Ma carte à la main, je dépose la partie faite pour de ma personne sur un banc qui vient de surgir inopinément. Salami s’installe à ma droite, comme il sied. Je me perds alors dans des réflexions uniquement professionnelles, génératrices de progressions.
J’étudie la zone concernée par les réparations. Pourquoi ce rancard à la station, au lieu d’attendre tout bonnement le mec chez elle ?

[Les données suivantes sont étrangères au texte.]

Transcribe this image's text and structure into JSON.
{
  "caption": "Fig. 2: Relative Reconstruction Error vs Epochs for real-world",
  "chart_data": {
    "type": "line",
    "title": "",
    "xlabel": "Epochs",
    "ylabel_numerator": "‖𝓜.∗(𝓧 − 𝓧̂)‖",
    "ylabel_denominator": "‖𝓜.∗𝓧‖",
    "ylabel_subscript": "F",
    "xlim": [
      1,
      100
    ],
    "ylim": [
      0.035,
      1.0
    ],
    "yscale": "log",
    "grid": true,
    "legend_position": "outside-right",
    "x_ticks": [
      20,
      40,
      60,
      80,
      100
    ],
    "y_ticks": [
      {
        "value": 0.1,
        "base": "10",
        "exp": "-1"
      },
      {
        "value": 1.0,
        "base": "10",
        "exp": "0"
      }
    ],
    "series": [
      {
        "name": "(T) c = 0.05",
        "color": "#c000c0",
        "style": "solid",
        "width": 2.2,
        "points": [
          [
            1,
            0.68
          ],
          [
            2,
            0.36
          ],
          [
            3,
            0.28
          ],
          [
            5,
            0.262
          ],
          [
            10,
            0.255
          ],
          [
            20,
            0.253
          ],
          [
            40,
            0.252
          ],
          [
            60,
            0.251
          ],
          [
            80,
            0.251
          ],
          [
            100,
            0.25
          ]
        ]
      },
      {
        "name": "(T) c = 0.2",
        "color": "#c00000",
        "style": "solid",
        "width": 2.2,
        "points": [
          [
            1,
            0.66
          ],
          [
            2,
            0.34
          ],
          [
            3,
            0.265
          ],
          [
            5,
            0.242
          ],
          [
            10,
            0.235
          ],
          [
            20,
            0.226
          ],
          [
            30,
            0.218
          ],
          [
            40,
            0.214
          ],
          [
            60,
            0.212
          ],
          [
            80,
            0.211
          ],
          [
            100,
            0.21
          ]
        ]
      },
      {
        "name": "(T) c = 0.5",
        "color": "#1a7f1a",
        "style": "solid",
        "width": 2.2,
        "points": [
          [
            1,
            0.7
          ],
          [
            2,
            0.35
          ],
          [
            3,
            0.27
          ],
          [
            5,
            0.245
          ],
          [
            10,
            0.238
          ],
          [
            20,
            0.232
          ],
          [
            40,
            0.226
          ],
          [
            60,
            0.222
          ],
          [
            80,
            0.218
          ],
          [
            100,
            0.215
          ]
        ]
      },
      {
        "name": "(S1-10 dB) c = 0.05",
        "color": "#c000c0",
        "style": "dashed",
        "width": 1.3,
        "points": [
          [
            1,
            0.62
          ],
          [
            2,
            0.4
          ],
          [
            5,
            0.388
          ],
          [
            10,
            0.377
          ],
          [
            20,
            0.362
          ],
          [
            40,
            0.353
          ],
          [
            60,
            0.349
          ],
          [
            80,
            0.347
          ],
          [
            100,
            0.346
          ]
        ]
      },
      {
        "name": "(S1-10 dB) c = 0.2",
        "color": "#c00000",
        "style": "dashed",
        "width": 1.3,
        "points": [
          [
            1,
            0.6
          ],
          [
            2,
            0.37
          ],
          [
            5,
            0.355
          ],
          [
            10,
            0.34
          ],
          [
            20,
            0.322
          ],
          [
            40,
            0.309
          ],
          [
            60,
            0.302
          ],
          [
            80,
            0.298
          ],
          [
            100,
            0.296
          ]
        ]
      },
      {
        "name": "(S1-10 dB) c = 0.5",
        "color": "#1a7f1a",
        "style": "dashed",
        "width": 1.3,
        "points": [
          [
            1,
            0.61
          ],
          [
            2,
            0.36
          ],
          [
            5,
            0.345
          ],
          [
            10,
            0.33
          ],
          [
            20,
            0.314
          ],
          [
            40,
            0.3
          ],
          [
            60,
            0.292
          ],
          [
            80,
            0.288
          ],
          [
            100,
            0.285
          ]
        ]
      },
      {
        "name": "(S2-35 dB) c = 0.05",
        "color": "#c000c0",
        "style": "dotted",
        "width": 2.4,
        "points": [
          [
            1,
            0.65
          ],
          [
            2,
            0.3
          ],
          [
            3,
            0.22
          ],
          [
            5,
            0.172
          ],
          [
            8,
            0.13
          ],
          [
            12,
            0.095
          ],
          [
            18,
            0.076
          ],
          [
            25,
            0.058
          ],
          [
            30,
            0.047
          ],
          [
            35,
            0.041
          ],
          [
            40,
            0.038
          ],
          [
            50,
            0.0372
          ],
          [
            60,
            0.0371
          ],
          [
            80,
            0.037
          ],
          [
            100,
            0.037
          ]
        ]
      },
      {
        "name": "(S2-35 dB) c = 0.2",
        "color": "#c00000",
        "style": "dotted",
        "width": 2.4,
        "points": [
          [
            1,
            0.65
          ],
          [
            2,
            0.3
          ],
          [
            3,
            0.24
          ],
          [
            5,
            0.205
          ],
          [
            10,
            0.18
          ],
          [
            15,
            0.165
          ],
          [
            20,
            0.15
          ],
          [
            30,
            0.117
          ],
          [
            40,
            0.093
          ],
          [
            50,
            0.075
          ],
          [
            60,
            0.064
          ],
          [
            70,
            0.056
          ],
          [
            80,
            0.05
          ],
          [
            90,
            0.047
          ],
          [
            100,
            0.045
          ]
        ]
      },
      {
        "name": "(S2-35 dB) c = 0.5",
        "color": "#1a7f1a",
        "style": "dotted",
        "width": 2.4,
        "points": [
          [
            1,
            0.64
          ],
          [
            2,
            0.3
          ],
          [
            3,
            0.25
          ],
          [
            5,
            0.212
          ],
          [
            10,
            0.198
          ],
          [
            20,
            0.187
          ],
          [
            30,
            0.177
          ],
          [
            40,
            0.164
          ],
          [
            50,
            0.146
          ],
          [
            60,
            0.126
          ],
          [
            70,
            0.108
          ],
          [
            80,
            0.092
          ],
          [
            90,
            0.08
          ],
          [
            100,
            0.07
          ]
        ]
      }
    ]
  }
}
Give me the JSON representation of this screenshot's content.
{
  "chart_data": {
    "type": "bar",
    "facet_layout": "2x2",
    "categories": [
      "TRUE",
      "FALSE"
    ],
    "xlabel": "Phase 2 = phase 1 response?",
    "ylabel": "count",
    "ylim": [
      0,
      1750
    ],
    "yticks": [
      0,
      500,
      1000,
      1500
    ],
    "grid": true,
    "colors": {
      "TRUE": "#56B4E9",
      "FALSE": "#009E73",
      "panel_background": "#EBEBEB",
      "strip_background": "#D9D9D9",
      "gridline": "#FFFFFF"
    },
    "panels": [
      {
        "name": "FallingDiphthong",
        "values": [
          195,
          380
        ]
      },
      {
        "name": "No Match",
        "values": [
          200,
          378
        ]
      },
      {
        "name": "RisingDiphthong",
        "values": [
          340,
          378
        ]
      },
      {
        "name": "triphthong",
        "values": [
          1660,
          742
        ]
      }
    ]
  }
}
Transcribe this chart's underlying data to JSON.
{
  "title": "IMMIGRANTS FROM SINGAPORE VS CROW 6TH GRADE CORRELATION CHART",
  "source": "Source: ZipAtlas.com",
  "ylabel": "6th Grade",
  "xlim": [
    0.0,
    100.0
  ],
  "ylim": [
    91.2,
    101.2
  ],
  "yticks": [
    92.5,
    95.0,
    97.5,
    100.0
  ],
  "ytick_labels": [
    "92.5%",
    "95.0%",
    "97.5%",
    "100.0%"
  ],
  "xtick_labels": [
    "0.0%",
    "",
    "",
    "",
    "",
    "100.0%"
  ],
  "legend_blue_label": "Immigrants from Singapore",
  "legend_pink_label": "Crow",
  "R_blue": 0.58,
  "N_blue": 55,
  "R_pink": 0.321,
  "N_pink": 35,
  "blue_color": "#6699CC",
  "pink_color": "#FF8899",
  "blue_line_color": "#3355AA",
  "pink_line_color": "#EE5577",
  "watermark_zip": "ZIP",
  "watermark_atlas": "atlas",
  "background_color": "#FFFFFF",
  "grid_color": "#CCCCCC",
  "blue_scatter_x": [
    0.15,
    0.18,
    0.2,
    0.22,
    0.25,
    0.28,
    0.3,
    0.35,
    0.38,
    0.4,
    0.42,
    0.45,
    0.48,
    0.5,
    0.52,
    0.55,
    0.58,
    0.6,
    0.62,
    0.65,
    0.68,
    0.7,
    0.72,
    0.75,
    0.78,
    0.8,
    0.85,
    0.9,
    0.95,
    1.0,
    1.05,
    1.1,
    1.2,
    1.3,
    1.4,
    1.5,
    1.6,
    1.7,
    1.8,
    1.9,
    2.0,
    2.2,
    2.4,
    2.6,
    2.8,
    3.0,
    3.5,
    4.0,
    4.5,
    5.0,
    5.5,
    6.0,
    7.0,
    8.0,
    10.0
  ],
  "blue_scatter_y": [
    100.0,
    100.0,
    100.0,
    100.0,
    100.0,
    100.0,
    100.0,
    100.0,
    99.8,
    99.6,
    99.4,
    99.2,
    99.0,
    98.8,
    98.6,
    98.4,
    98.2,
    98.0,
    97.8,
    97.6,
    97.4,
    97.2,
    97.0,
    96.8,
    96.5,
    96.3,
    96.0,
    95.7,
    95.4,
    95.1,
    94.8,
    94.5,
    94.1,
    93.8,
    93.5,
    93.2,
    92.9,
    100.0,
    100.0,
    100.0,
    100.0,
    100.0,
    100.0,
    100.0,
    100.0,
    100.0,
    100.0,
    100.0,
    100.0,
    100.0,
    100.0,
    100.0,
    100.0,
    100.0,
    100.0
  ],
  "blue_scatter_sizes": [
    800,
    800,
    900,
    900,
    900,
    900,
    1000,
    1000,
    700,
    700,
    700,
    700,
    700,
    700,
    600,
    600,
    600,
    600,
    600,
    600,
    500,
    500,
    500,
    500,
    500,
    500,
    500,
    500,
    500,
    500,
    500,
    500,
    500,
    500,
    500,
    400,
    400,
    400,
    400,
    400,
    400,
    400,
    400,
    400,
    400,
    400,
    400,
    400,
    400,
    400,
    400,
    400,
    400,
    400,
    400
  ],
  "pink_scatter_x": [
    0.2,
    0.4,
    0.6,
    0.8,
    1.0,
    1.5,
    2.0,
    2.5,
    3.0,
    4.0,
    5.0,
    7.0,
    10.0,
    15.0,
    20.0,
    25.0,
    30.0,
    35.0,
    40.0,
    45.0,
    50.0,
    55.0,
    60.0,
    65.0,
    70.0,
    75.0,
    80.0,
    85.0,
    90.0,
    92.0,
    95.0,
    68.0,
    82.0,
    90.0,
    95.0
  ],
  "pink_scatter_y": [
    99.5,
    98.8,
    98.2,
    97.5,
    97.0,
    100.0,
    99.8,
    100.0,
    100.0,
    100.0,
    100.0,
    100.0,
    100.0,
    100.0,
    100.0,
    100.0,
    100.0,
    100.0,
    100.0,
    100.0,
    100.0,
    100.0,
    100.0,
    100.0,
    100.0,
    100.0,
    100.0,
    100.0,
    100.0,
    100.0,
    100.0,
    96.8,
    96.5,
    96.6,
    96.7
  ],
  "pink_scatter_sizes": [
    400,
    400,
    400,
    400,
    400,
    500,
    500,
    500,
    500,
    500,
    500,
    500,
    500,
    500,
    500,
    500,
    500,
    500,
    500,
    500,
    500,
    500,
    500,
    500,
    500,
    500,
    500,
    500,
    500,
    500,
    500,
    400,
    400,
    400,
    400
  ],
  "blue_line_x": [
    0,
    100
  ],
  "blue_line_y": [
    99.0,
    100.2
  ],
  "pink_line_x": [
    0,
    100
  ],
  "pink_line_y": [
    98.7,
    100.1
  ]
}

Réponse envisageable : « Parce qu’elle ne se sentait plus en sécurité à son domicile. »
« Pourquoi avoir choisi la gare, fermée à pareille heure ? »
« Parce que c’est un endroit facile à trouver. »
« Existait-il dans le secteur d’autres lieux pouvant servir également de point de ralliement ? »
Examen du plan.
« Effectivement, il y aurait eu l’église Sainte-Meringue située à trois jets d’eau bénite de chez nous. Mais la femme paniquée (voire pas niquée) lui a préféré la station. Probable parce que proche de son domicile (missi dominici, ou missile à domicile). »
Bon : allons-y.
Certes, mais où ?
* * *
Je me pose sur le parking de la gare. En ce début d’aprème, peu de voyageurs : de friponnes petites-bourgeoises qui vont à Pantruche se faire tirer tandis que leur gagneur trime.
Salami qui a trop chaud s’égoutte de la menteuse en haletant.
— Ma parole ! grondé-je exaspéré, vous vous la donnez belle, baron ! Qui a du nez, de nous deux ? La grognasse qui nous intéresse, c’est vous qui l’avez vue, non ? Si j’avais la chance d’être chien de chasse, j’irais renifler à mort la partie de la place où elle poireautait.
« Un cador digne de sa race doit pouvoir “lever” quelque chose, un brin de piste, n’importe quoi ! Partant du lieu où elle attendait jusqu’à l’endroit où le mec l’a prise à son bord, il y a fatalement eu une émission d’effluves ! Au lieu de laisser traîner votre grosse bite sur le pavé, vous feriez mieux de la rechercher ! »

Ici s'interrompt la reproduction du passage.